On the one hand, these dynamics have been less than conducive to the cause of European smaller companies, which account for the vast majority of the fund’s holdings. On the other, the underlying stock-picking process has produced a lengthy track record of success over time.
The team begins with an investment universe of around 5,000 businesses. Having distilled this array into a focus list of around 170, it then uses extensive research and direct engagement to identify high-quality companies with excellent management, solid operating models, attractive valuations and scope for growth.

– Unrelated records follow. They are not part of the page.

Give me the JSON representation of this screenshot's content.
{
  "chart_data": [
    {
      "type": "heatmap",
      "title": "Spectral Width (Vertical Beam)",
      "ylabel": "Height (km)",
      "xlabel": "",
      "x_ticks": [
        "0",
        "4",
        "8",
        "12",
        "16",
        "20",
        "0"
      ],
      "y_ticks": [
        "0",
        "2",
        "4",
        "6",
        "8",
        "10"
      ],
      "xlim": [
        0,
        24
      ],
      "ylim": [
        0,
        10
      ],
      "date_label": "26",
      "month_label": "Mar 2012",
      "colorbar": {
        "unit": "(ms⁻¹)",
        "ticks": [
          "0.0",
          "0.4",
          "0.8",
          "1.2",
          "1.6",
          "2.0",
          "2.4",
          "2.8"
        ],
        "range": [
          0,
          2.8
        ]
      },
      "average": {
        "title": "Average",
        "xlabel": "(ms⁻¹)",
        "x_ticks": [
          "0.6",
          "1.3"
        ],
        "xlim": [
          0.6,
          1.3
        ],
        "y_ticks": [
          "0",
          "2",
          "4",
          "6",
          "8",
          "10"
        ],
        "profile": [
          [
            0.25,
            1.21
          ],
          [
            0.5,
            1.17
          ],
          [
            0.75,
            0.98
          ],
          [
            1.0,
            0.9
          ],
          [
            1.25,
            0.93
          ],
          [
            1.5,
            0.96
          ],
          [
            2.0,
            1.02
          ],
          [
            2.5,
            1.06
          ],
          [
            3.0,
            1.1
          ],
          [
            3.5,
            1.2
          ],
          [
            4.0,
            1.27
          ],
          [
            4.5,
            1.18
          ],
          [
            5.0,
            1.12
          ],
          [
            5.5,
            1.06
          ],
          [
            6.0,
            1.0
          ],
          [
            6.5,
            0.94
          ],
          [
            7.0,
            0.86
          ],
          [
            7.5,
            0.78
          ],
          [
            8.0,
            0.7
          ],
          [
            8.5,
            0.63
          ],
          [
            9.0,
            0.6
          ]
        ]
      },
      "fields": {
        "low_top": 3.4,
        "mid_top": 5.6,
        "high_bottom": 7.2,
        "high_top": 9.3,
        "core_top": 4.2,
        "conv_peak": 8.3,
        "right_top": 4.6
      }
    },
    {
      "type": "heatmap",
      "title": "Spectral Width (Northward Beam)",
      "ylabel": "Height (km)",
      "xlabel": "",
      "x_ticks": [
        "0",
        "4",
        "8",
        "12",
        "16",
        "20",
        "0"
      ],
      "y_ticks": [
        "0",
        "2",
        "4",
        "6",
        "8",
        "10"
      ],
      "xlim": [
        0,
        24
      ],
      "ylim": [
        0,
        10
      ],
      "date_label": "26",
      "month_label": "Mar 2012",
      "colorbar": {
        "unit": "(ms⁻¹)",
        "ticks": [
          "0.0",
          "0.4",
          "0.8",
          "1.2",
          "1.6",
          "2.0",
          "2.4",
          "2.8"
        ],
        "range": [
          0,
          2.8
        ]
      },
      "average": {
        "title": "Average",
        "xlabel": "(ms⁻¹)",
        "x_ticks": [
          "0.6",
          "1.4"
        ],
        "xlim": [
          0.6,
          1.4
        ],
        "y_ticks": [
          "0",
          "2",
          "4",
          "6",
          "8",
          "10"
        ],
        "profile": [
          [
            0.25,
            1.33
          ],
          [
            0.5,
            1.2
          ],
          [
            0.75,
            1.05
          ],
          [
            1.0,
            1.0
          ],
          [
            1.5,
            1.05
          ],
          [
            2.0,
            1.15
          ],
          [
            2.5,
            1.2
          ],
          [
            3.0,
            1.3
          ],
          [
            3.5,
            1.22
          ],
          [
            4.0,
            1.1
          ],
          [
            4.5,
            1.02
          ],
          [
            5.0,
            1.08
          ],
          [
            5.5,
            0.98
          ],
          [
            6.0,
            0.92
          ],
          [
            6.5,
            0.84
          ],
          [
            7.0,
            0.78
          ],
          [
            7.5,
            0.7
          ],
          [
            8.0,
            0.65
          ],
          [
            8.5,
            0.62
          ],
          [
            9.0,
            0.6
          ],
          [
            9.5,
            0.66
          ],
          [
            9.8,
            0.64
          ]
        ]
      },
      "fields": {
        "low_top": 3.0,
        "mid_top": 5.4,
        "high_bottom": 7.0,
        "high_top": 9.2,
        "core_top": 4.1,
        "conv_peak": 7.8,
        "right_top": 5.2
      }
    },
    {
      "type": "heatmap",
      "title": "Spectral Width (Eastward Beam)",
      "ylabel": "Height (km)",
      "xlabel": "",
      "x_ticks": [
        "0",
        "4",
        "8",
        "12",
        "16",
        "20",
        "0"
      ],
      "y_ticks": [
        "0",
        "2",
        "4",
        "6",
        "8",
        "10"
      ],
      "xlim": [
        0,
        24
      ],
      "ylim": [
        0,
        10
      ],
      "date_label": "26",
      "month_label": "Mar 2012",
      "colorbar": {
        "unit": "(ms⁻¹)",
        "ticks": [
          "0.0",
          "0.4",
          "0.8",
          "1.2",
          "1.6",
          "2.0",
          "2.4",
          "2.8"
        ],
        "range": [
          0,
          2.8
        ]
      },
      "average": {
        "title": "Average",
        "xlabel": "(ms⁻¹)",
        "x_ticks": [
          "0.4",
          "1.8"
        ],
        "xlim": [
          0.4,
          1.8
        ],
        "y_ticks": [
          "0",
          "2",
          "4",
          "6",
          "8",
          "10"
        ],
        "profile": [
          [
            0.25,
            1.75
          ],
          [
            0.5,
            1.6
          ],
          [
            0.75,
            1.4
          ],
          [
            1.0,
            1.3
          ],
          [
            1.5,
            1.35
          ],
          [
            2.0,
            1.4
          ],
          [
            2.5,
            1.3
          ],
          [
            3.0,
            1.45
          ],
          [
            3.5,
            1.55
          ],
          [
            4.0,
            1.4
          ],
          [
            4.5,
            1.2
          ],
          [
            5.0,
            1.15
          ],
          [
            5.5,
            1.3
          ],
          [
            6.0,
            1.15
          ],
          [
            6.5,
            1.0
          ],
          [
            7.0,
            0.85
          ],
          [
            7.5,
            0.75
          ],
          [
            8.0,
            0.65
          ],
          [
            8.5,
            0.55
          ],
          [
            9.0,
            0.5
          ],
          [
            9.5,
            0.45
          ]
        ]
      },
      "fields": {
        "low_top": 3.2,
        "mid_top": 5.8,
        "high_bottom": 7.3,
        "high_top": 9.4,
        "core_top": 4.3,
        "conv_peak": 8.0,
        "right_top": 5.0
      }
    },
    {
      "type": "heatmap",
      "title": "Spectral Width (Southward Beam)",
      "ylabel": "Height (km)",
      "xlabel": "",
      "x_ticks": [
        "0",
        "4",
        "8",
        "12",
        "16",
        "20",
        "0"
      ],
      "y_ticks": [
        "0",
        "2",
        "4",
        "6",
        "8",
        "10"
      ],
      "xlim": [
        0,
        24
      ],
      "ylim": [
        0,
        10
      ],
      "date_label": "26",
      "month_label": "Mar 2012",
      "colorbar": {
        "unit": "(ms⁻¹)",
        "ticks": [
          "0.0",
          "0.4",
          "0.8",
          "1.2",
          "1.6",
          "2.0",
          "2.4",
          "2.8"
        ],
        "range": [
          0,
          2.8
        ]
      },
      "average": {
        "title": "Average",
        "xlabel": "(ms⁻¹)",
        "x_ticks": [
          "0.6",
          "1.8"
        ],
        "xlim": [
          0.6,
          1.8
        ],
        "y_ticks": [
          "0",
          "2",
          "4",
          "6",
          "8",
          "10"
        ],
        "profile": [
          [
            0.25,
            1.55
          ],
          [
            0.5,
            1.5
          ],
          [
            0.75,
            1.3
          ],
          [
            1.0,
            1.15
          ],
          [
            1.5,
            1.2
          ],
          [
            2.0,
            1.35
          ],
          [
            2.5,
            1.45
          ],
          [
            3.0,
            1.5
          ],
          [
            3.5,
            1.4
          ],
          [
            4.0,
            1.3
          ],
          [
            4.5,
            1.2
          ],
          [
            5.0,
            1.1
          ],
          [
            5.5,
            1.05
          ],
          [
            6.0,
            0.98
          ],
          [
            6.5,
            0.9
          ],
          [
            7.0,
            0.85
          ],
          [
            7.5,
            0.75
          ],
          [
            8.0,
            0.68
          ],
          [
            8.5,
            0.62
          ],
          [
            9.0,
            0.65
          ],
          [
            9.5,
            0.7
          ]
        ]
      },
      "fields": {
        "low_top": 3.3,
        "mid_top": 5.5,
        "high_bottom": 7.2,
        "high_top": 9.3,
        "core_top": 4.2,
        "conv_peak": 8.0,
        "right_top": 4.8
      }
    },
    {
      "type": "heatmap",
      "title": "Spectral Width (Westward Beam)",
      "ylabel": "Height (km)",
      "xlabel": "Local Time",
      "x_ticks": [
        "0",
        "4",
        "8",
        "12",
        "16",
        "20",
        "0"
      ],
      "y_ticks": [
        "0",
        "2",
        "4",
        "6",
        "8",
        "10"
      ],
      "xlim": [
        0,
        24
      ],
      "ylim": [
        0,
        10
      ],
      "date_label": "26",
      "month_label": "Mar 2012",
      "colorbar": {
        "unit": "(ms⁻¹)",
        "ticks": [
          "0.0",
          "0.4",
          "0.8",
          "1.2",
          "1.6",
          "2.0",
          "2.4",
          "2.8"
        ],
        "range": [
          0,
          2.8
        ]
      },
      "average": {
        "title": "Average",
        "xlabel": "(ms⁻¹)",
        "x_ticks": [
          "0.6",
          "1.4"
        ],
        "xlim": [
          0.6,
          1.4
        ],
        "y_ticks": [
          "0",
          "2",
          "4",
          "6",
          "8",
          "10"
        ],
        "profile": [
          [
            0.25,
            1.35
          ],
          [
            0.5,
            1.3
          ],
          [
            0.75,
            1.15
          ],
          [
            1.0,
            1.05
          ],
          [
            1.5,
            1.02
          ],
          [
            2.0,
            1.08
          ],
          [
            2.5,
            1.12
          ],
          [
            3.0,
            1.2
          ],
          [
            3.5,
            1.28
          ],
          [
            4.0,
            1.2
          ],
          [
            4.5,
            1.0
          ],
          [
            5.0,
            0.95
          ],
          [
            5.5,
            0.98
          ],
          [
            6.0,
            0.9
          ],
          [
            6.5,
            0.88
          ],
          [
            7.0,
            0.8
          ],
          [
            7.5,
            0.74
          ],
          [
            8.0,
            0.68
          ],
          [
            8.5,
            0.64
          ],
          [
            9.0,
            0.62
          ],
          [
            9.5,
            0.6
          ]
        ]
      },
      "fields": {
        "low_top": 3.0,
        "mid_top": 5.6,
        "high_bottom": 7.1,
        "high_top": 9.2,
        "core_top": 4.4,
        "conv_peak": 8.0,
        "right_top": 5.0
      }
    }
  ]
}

Adapting – but not overreacting
Should this proven approach be ditched in the face of an uncommonly rough patch? Might it merely be tweaked? Or could we find it’s still capable of serving investors very well once a relatively extraordinary period has played out?
The consensus now appears to be that European markets are on the cusp of – or even already enjoying – a meaningful renaissance. Many commentators are also suggesting small-caps in particular could be poised to benefit . This underscores the merits of not being derailed by potentially confounding episodes that lie largely outside our own sphere of influence.
Regardless of what kismet might have in store for us, there’s much to be said for knuckling down and continuing to do what we do best. As Gary Player famously remarked in explaining his prowess at golf: “The more I practise, the luckier I get.”
In investment, as in married life, staying on track demands plenty of time, discipline and effort. It requires constant scrutiny, consideration and reappraisal. But in the final reckoning – and I sincerely hope Mrs MacDonald agrees with me on this point – the rewards should make it all worthwhile.
[1] See, for example, Bloomberg: “Surging defence stocks led Europe’s quarter of US outperformance”, April 1 2025 – https://www.bloomberg.com/news/articles/2025-04-01/surging-defense-stocks-led-europe-s-quarter-of-us-outperformance.
This article is provided for general information purposes only and should not be construed as personal financial advice to invest in any fund or product. These are the investment manager’s views at the time of writing and should not be construed as investment advice. The opinions expressed are correct at time of writing and may be subject to change. Capital is at risk. The value and income from investments can go down as well as up and are not guaranteed. An investor may get back significantly less than they invest. Past performance is not a reliable indicator of current or future performance and should not be the sole factor considered when selecting funds.